Whatever challenge arises in your marriage, whatever disagreement you have, there will always be the temptation to take sides against one another. But when you do that, you are letting the problem come between you and your spouse. Not only does the problem not get solved, but it becomes like a weapon of division in your relationship, slicing the connection you share right down the middle.
No matter how long or how loudly you duke it out or how certain you are that your way is the right way, your marriage will be the thing that loses the most.
What my husband and I realized in that kitchen moment, is how ridiculous it was to let something as trivial as loading the dishwasher become a threat to the very love and connection that we had pledged to share for better or for worse.
When it comes down to it, your marriage HAS to be the most important thing. Every. Single. Time. And until you can re-establish that relational connection, no amount of yelling is going to solve the problem at hand.
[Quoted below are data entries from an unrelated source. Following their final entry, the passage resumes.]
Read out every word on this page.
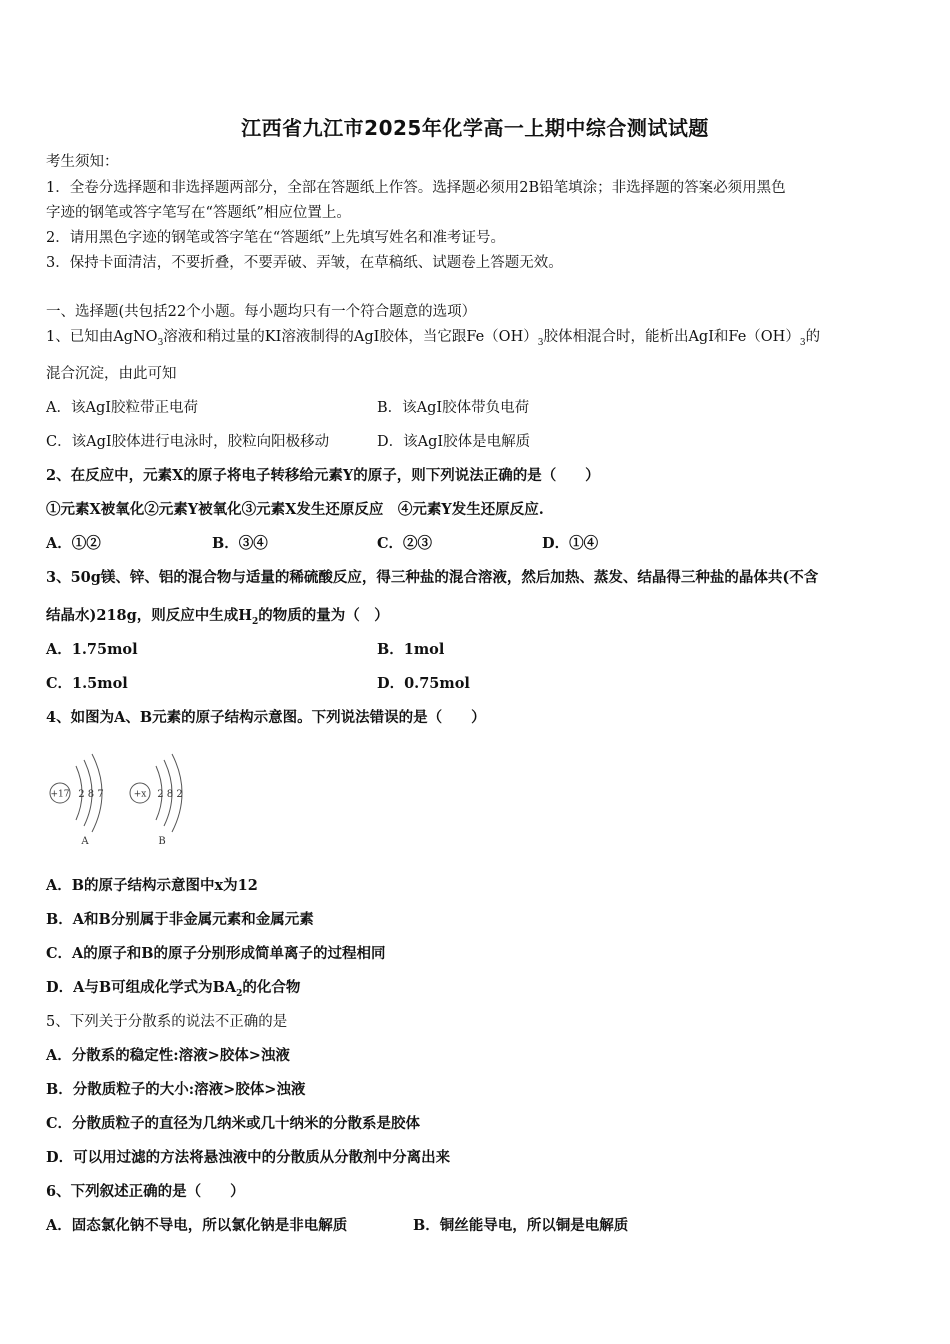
江西省九江市2025年化学高一上期中综合测试试题
考生须知：
1．全卷分选择题和非选择题两部分，全部在答题纸上作答。选择题必须用2B铅笔填涂；非选择题的答案必须用黑色
字迹的钢笔或答字笔写在“答题纸”相应位置上。
2．请用黑色字迹的钢笔或答字笔在“答题纸”上先填写姓名和准考证号。
3．保持卡面清洁，不要折叠，不要弄破、弄皱，在草稿纸、试题卷上答题无效。
一、选择题(共包括22个小题。每小题均只有一个符合题意的选项）
1、已知由AgNO$_3$溶液和稍过量的KI溶液制得的AgI胶体，当它跟$Fe(OH)_3$胶体相混合时，能析出AgI和$Fe(OH)_3$的
混合沉淀，由此可知
A．该AgI胶粒带正电荷	B．该AgI胶体带负电荷
C．该AgI胶体进行电泳时，胶粒向阳极移动	D．该AgI胶体是电解质
2、在反应中，元素X的原子将电子转移给元素Y的原子，则下列说法正确的是（　　）
①元素X被氧化②元素Y被氧化③元素X发生还原反应　④元素Y发生还原反应.
A．①②	B．③④	C．②③	D．①④
3、50g镁、锌、铝的混合物与适量的稀硫酸反应，得三种盐的混合溶液，然后加热、蒸发、结晶得三种盐的晶体共(不含
结晶水)218g，则反应中生成$H_2$的物质的量为（　）
A．1.75mol	B．1mol
C．1.5mol	D．0.75mol
4、如图为A、B元素的原子结构示意图。下列说法错误的是（　　）
+17 2 8 7
A
+x 2 8 2
B
A．B的原子结构示意图中x为12
B．A和B分别属于非金属元素和金属元素
C．A的原子和B的原子分别形成简单离子的过程相同
D．A与B可组成化学式为$BA_2$的化合物
5、下列关于分散系的说法不正确的是
A．分散系的稳定性:溶液>胶体>浊液
B．分散质粒子的大小:溶液>胶体>浊液
C．分散质粒子的直径为几纳米或几十纳米的分散系是胶体
D．可以用过滤的方法将悬浊液中的分散质从分散剂中分离出来
6、下列叙述正确的是（　　）
A．固态氯化钠不导电，所以氯化钠是非电解质	B．铜丝能导电，所以铜是电解质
Healthy conflict resolution means that your relationship is a SAFE PLACE for each other. When you establish a safe place, you can have hard conversations and they can bring you closer together, rather than driving you apart.
Sometimes establishing that safe place is as simple as reminding your spouse that they are the most important thing to you. That your marriage is the priority.
To this day, whenever my husband and I have a disagreement, whenever one of us begins to feel that the problem is dividing us, we will stop and stick out our pinky and say, “Same team?” It’s never said in anger or accusation, but in a heartfelt attempt to say…our relationship is way more important to me than this problem.
Once that relational connection is restored, then you can work as a team to solve the problem together.
So whether it’s a pinky swear or a code word or a secret whistle, find something as a couple that you agree on to remind yourselves that you are on the same team. And let your marriage win.